Opinion: What’s happened to Red, White and Tahoe Blue?

Bea Epstein
Special to the Bonanza

It seems like only yesterday that Red, White and Tahoe Blue was formed to celebrate our great nation's birthday.

The idea was the brainchild of local Realtor Tom Bruno, who was inspired by the Fireworks and Boston Pops music celebration on July 4th and who shared his idea for a comparable event at the then-Tuesday Bonanza Community meeting.

Several of us present offered to participate in creating a comparable event for us in Incline Village/Crystal Bay. Tom was joined by Greg McKay, Allen Ferris, Ed Gurowitz, Tom Masterson, Bill Horn and myself, and the organizing board came into existence.

The goal of RWTB was threefold: to create a community event that would honor veterans, to offer an opportunity for nonprofit organizations to raise funding, and to provide financial stimulus for local merchants.

Since there were already two big annual events scheduled for July 4, the Lions Pancake Breakfast and the Optimists Picnic, and after Rotary joined in with its famously successful duck race, the immediate task was to find a reasonable fireworks expert to provide the culminating display.

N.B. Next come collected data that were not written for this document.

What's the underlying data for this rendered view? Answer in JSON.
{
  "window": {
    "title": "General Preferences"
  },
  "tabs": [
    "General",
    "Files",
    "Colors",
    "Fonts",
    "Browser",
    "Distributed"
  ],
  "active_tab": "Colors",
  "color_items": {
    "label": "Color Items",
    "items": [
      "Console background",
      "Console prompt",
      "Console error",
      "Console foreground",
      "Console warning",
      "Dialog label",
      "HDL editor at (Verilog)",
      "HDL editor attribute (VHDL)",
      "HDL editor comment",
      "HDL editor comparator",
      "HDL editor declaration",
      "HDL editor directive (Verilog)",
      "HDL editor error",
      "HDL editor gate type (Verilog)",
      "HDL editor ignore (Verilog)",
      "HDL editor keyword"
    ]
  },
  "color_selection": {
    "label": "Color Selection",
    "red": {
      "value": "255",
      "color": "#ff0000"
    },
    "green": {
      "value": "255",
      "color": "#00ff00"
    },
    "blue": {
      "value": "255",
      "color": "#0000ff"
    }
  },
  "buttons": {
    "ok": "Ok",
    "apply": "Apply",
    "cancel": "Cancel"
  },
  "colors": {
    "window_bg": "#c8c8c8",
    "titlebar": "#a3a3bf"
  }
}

In its infancy, as plans evolved, an event began to take shape — for July 2, a chalk drawing event for children sponsored by Potlatch and Incline Outfitters at Raley's Center was added; a wine tasting for adults at Aspen Grove was introduced; and a dinner at Thunderbird Lodge was held.

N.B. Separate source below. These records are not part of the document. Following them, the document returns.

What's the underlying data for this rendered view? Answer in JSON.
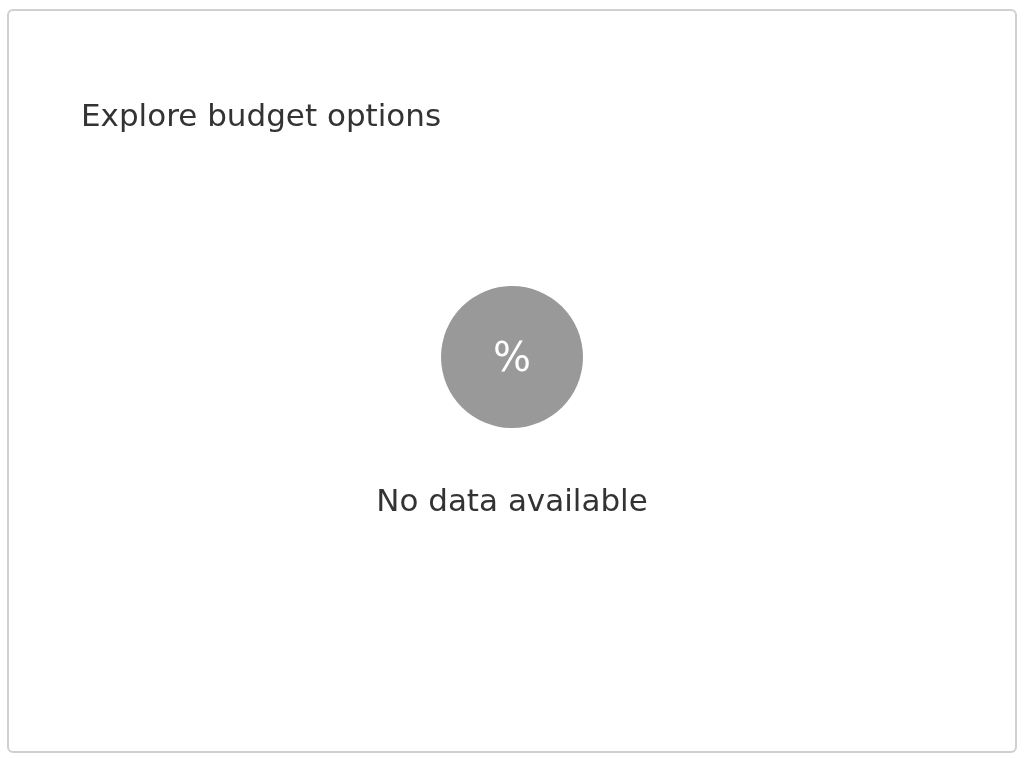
{
  "card": {
    "title": "Explore budget options",
    "empty_state": {
      "icon_text": "%",
      "message": "No data available"
    }
  }
}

Recommended Stories For You

For July 3, a parade was held following the fire district's pancake breakfast. Then, there was a luncheon for the veterans and their family members at Aspen Grove.

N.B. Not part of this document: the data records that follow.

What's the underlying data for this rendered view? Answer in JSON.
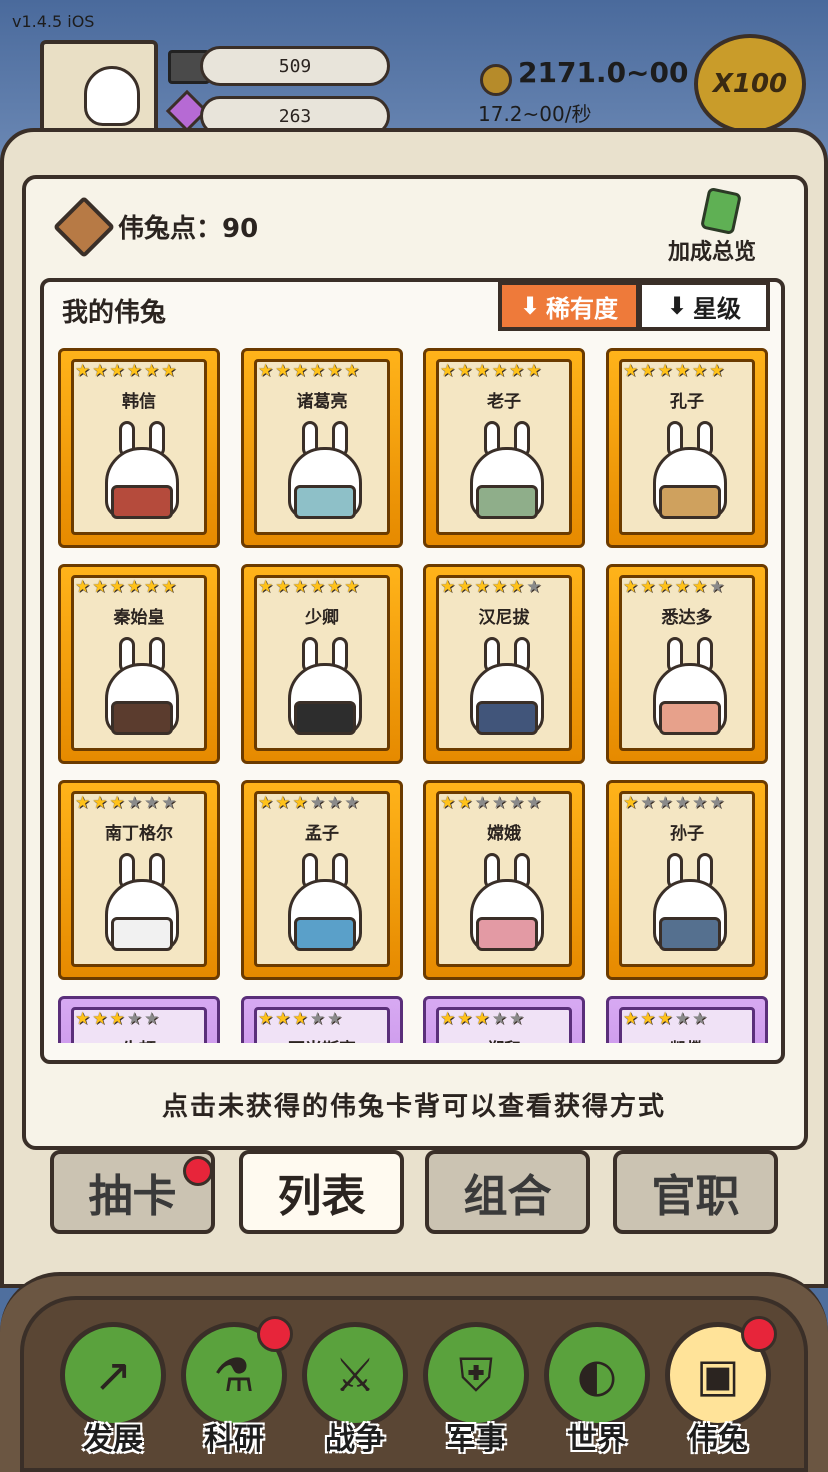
{
  "hud": {
    "version": "v1.4.5 iOS",
    "stone": "509",
    "gem": "263",
    "coin_total": "2171.0~00",
    "coin_rate": "17.2~00/秒",
    "multiplier": "X100"
  },
  "panel": {
    "points_label": "伟兔点：90",
    "bonus_overview": "加成总览",
    "list_title": "我的伟兔",
    "sort_rarity": "稀有度",
    "sort_star": "星级",
    "hint": "点击未获得的伟兔卡背可以查看获得方式"
  },
  "cards": [
    {
      "name": "韩信",
      "stars": 6,
      "rarity": "gold",
      "robe": "#b54b3c"
    },
    {
      "name": "诸葛亮",
      "stars": 6,
      "rarity": "gold",
      "robe": "#8ec0c8"
    },
    {
      "name": "老子",
      "stars": 6,
      "rarity": "gold",
      "robe": "#8fae8a"
    },
    {
      "name": "孔子",
      "stars": 6,
      "rarity": "gold",
      "robe": "#cfa15e"
    },
    {
      "name": "秦始皇",
      "stars": 6,
      "rarity": "gold",
      "robe": "#5b3c2e"
    },
    {
      "name": "少卿",
      "stars": 6,
      "rarity": "gold",
      "robe": "#2d2d2d"
    },
    {
      "name": "汉尼拔",
      "stars": 5,
      "rarity": "gold",
      "robe": "#41557a"
    },
    {
      "name": "悉达多",
      "stars": 5,
      "rarity": "gold",
      "robe": "#e7a18b"
    },
    {
      "name": "南丁格尔",
      "stars": 3,
      "rarity": "gold",
      "robe": "#f1f1f1"
    },
    {
      "name": "孟子",
      "stars": 3,
      "rarity": "gold",
      "robe": "#5aa0c9"
    },
    {
      "name": "嫦娥",
      "stars": 2,
      "rarity": "gold",
      "robe": "#e39aa4"
    },
    {
      "name": "孙子",
      "stars": 1,
      "rarity": "gold",
      "robe": "#55708f"
    },
    {
      "name": "牛顿",
      "stars": 3,
      "rarity": "purple",
      "robe": "#d9c6a0"
    },
    {
      "name": "亚当斯密",
      "stars": 3,
      "rarity": "purple",
      "robe": "#d9c6a0"
    },
    {
      "name": "郑和",
      "stars": 3,
      "rarity": "purple",
      "robe": "#d9c6a0"
    },
    {
      "name": "凯撒",
      "stars": 3,
      "rarity": "purple",
      "robe": "#d9c6a0"
    }
  ],
  "tabs": {
    "draw": "抽卡",
    "list": "列表",
    "combo": "组合",
    "office": "官职"
  },
  "nav": {
    "develop": "发展",
    "research": "科研",
    "war": "战争",
    "military": "军事",
    "world": "世界",
    "bunny": "伟兔"
  }
}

While the veterans enjoyed their luncheon, there was a flags exhibit for the public to enjoy, a doggie dress up parade/contest and food and games for the community to share on the Village Green.

Then there was a tribute to veterans held on the Village Green, where each branch was introduced as the members took their seats on the stage.

There, the National Anthem launched a presentation for the benefit of the Veterans, followed by a USO style performance for the enjoyment of all.

Later, there would be an ice cream social sponsored by Susie Scoops, and to end the day there was the flag retirement ceremony sponsored by our local Boy Scouts Troop.

Funding for the fireworks was provided by donations from the community, and any profits were dispersed to the participating nonprofits at the time, and community feedback was that RWTB had been a rousing success that brought us all together.

In the years that followed the event grew. More nonprofit organizations joined in the Community Fair at Village Green, creating events for families and disseminating information about their services, and veterans' activities expanded to include flyovers, demonstrations of air rescue on the beach, parachutists, helicopter landings on the Green and educational military exhibits around the Green.

Today, with the current board, we are looking at a very different RWTB. While some original activities like the chalk drawing and ice cream eating contest remain intact, the majority of the other activities have changed.

The focus on a Community Fair has been abandoned in favor of a Day on Village Green Music Festival event, where admission will be $60 per person. The nonprofit participation component has been obliterated, apparently in favor of a money-making music festival.

The Veterans' Tribute event, which has historically been held on the Village Green, has now been relegated to a much more limited ceremony on the beach, where participation by the community-at-large will be limited by beach access regulations.

Food will be available from food trucks on the Village Green. The Wine and Cheese event cost has now also been raised to $50 per person in advance or $60 per person at the door, with the proceeds going to benefit RWTB.

The Reno Philharmonic Concert is priced at $60 per person in advance or $75 per person at the door.

Funding for the fireworks is being raised by community contributions under a 501(C)(3)tax exempt number.

What's happened to RWTB? How is promoting community spirit being accomplished? Where is the dedication to the community to provide community events that are family oriented, educational and memorable?

Where is the dedication to the military and the sacrifices they've made for our country and us? What charitable causes are being supported? How are the local merchants going to benefit?

What can our children learn from this 3-day extravaganza? Is raising money for fireworks the only goal left of RWTB as it was conceived?

During a time when patriotism is "unfashionable", what are we doing to instill our youth with a love and pride of community and country?

Perhaps it's time to step back and re-evaluate what the Fourth of July really means and what we want to celebrate.

Otherwise, what will tomorrow bring?

Bea Epstein is an Incline Village resident and a former RWTB board member.